@Account Closed
Don't be embarrassed. You are going to kill it. Here are your steps with numbers that are more consitant. Youe methodology is quite possible. You have to get all the ducks in a row, but it is very possible. I have done this more than a handful of times.
1. Find a house worth 100k
2. Buy it at a good deal for 65k (REO, pre-foreclosure)
3. Private lender funds me the 65k plus another 3k for closing costs and another 15k for rehab at 11% interest (interest is annual so you monthly payment is about $761 a month). You will also need $761 a month for the period the house is vacant and you are rehabbing it. Let's assume 3 months (long for me but ou never now. That puts you all in (your money) at about $2,300 ($761x3months of rehab and rent up).

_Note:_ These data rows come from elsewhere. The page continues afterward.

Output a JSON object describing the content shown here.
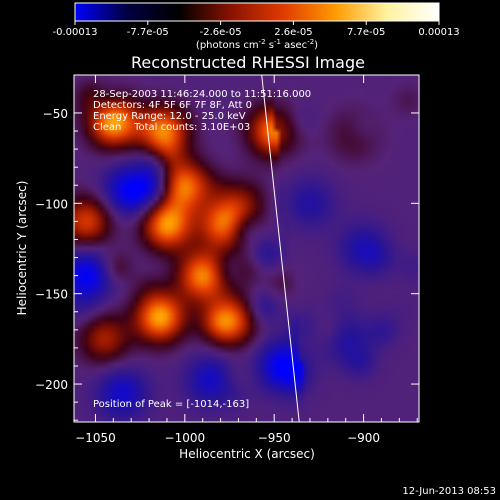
{
  "colorbar": {
    "ticks": [
      "-0.00013",
      "-7.7e-05",
      "-2.6e-05",
      "2.6e-05",
      "7.7e-05",
      "0.00013"
    ],
    "units_prefix": "(photons cm",
    "units_exp1": "-2",
    "units_mid": " s",
    "units_exp2": "-1",
    "units_mid2": " asec",
    "units_exp3": "-2",
    "units_suffix": ")",
    "stops": [
      "#0000ff",
      "#000040",
      "#000000",
      "#8a1200",
      "#e03a00",
      "#ff9a00",
      "#fff3a0",
      "#ffffff"
    ]
  },
  "chart_data": {
    "type": "heatmap",
    "title": "Reconstructed RHESSI Image",
    "xlabel": "Heliocentric X (arcsec)",
    "ylabel": "Heliocentric Y (arcsec)",
    "xlim": [
      -1062,
      -869
    ],
    "ylim": [
      -221,
      -29
    ],
    "xticks": [
      -1050,
      -1000,
      -950,
      -900
    ],
    "xtick_labels": [
      "−1050",
      "−1000",
      "−950",
      "−900"
    ],
    "yticks": [
      -50,
      -100,
      -150,
      -200
    ],
    "ytick_labels": [
      "−50",
      "−100",
      "−150",
      "−200"
    ],
    "limb_line": [
      [
        -957,
        -29
      ],
      [
        -936,
        -221
      ]
    ],
    "info_lines": [
      "28-Sep-2003 11:46:24.000 to 11:51:16.000",
      "Detectors: 4F 5F 6F 7F 8F, Att 0",
      "Energy Range: 12.0 - 25.0 keV",
      "Clean    Total counts: 3.10E+03"
    ],
    "peak_label": "Position of Peak = [-1014,-163]",
    "bright_sources": [
      {
        "x": -1040,
        "y": -55,
        "level": 1.0
      },
      {
        "x": -1012,
        "y": -60,
        "level": 0.9
      },
      {
        "x": -1000,
        "y": -90,
        "level": 0.85
      },
      {
        "x": -1010,
        "y": -112,
        "level": 0.95
      },
      {
        "x": -978,
        "y": -112,
        "level": 0.8
      },
      {
        "x": -990,
        "y": -140,
        "level": 0.9
      },
      {
        "x": -1014,
        "y": -163,
        "level": 1.0
      },
      {
        "x": -975,
        "y": -165,
        "level": 0.85
      },
      {
        "x": -1045,
        "y": -175,
        "level": 0.55
      },
      {
        "x": -1055,
        "y": -110,
        "level": 0.7
      },
      {
        "x": -950,
        "y": -60,
        "level": 0.9
      },
      {
        "x": -905,
        "y": -62,
        "level": 0.5
      },
      {
        "x": -968,
        "y": -100,
        "level": 0.4
      }
    ],
    "dark_regions": [
      {
        "x": -1030,
        "y": -92,
        "level": -0.8
      },
      {
        "x": -1055,
        "y": -140,
        "level": -0.7
      },
      {
        "x": -930,
        "y": -100,
        "level": -0.6
      },
      {
        "x": -900,
        "y": -125,
        "level": -0.7
      },
      {
        "x": -910,
        "y": -175,
        "level": -0.6
      },
      {
        "x": -945,
        "y": -190,
        "level": -0.7
      },
      {
        "x": -1035,
        "y": -205,
        "level": -0.5
      },
      {
        "x": -985,
        "y": -198,
        "level": -0.5
      }
    ]
  },
  "footer": {
    "timestamp": "12-Jun-2013 08:53"
  }
}
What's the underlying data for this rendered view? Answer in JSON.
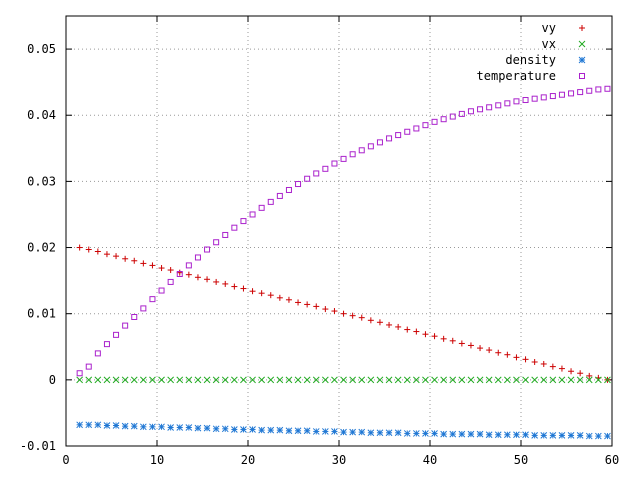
{
  "chart_data": {
    "type": "scatter",
    "title": "",
    "xlabel": "",
    "ylabel": "",
    "xlim": [
      0,
      60
    ],
    "ylim": [
      -0.01,
      0.055
    ],
    "grid": true,
    "legend_position": "top-right",
    "x_ticks": [
      "0",
      "10",
      "20",
      "30",
      "40",
      "50",
      "60"
    ],
    "y_ticks": [
      "-0.01",
      "0",
      "0.01",
      "0.02",
      "0.03",
      "0.04",
      "0.05"
    ],
    "x": [
      1.5,
      2.5,
      3.5,
      4.5,
      5.5,
      6.5,
      7.5,
      8.5,
      9.5,
      10.5,
      11.5,
      12.5,
      13.5,
      14.5,
      15.5,
      16.5,
      17.5,
      18.5,
      19.5,
      20.5,
      21.5,
      22.5,
      23.5,
      24.5,
      25.5,
      26.5,
      27.5,
      28.5,
      29.5,
      30.5,
      31.5,
      32.5,
      33.5,
      34.5,
      35.5,
      36.5,
      37.5,
      38.5,
      39.5,
      40.5,
      41.5,
      42.5,
      43.5,
      44.5,
      45.5,
      46.5,
      47.5,
      48.5,
      49.5,
      50.5,
      51.5,
      52.5,
      53.5,
      54.5,
      55.5,
      56.5,
      57.5,
      58.5,
      59.5
    ],
    "series": [
      {
        "name": "vy",
        "marker": "plus",
        "color": "#cc0000",
        "values": [
          0.02,
          0.0197,
          0.0194,
          0.019,
          0.0187,
          0.0183,
          0.018,
          0.0176,
          0.0173,
          0.0169,
          0.0166,
          0.0162,
          0.0159,
          0.0155,
          0.0152,
          0.0148,
          0.0145,
          0.0141,
          0.0138,
          0.0134,
          0.0131,
          0.0128,
          0.0124,
          0.0121,
          0.0117,
          0.0114,
          0.0111,
          0.0107,
          0.0104,
          0.01,
          0.0097,
          0.0094,
          0.009,
          0.0087,
          0.0083,
          0.008,
          0.0076,
          0.0073,
          0.0069,
          0.0066,
          0.0062,
          0.0059,
          0.0055,
          0.0052,
          0.0048,
          0.0045,
          0.0041,
          0.0038,
          0.0034,
          0.0031,
          0.0027,
          0.0024,
          0.002,
          0.0017,
          0.0013,
          0.001,
          0.0006,
          0.0003,
          0.0
        ]
      },
      {
        "name": "vx",
        "marker": "cross",
        "color": "#22aa22",
        "values": [
          0,
          0,
          0,
          0,
          0,
          0,
          0,
          0,
          0,
          0,
          0,
          0,
          0,
          0,
          0,
          0,
          0,
          0,
          0,
          0,
          0,
          0,
          0,
          0,
          0,
          0,
          0,
          0,
          0,
          0,
          0,
          0,
          0,
          0,
          0,
          0,
          0,
          0,
          0,
          0,
          0,
          0,
          0,
          0,
          0,
          0,
          0,
          0,
          0,
          0,
          0,
          0,
          0,
          0,
          0,
          0,
          0,
          0,
          0
        ]
      },
      {
        "name": "density",
        "marker": "star",
        "color": "#1f77d4",
        "values": [
          -0.0068,
          -0.0068,
          -0.0068,
          -0.0069,
          -0.0069,
          -0.007,
          -0.007,
          -0.0071,
          -0.0071,
          -0.0071,
          -0.0072,
          -0.0072,
          -0.0072,
          -0.0073,
          -0.0073,
          -0.0074,
          -0.0074,
          -0.0075,
          -0.0075,
          -0.0075,
          -0.0076,
          -0.0076,
          -0.0076,
          -0.0077,
          -0.0077,
          -0.0077,
          -0.0078,
          -0.0078,
          -0.0078,
          -0.0079,
          -0.0079,
          -0.0079,
          -0.008,
          -0.008,
          -0.008,
          -0.008,
          -0.0081,
          -0.0081,
          -0.0081,
          -0.0081,
          -0.0082,
          -0.0082,
          -0.0082,
          -0.0082,
          -0.0082,
          -0.0083,
          -0.0083,
          -0.0083,
          -0.0083,
          -0.0083,
          -0.0084,
          -0.0084,
          -0.0084,
          -0.0084,
          -0.0084,
          -0.0084,
          -0.0085,
          -0.0085,
          -0.0085
        ]
      },
      {
        "name": "temperature",
        "marker": "square",
        "color": "#aa22cc",
        "values": [
          0.001,
          0.002,
          0.004,
          0.0054,
          0.0068,
          0.0082,
          0.0095,
          0.0108,
          0.0122,
          0.0135,
          0.0148,
          0.016,
          0.0173,
          0.0185,
          0.0197,
          0.0208,
          0.0219,
          0.023,
          0.024,
          0.025,
          0.026,
          0.0269,
          0.0278,
          0.0287,
          0.0296,
          0.0304,
          0.0312,
          0.0319,
          0.0327,
          0.0334,
          0.0341,
          0.0347,
          0.0353,
          0.0359,
          0.0365,
          0.037,
          0.0375,
          0.038,
          0.0385,
          0.039,
          0.0394,
          0.0398,
          0.0402,
          0.0406,
          0.0409,
          0.0412,
          0.0415,
          0.0418,
          0.0421,
          0.0423,
          0.0425,
          0.0427,
          0.0429,
          0.0431,
          0.0433,
          0.0435,
          0.0437,
          0.0439,
          0.044
        ]
      }
    ]
  }
}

4. Hold the property for a rental cash flow. Need this baby to rent for $1,200-1,300 a month to be safe here and likely needing to manage yourself while the private money loan is out to make the expenses/rent ratio work, but at $1,200 a month you are left with $439 a month for all the expenses associated with the rental (taxes, insurance, repairs, etc. - I'll let you get to that but with the 50% rule your expenses would be $600 a month so you are playing dangerous if you have a big repair with no reserves).
5. Pay the lender interest only for 1 year (or how ever long the term is for) at $761/mo. You want the term to be the minimum time period it take to replace the interest only private money with long-term financing.
6. After "seasoning" the property and waiting the year, cash out refinance the property with a fixed 30yr at 80% of the ARV (which is now 100k) - You can bet there will not be much appreciation n one year and the bank you are getting a loan from will be very suspect if it is a ton. Let's assume no appreciation. (your payment will now be roughly $450 a month assuming 80k loan 30 yr fixed at 5.25%.
7. After refinancing costs, you will net about 76k (this assumes only 4k to refi and that it is not rolled into the loan. If you roll it in it will increase your payment and the house will need to appraise for more than 100k. Use the 76k from the cash out and pay back the lender his 80k (leaving you paying 4k out of pocket to clean this all up.
8. After all is said and done, you will have $6,300 out of your personal pocket when all the dust settles. You could have a little less if your expeses running the rental for the first year were less than expected, but the expenses will come whether this month or next (referring to the $1,200-761 interest payment while the private loan is in place. You will also have a property with a net cash flow of about $200-300 a month (depending on who manages and how the expenses roll out). Leaving you wth a estimated 35%-55% cash on cash return and an equity position of about 20k (less sellign costs which would be around 6-8% of the sales price).
Now you can adjust each of the numbers for actual based on a close to true scenario.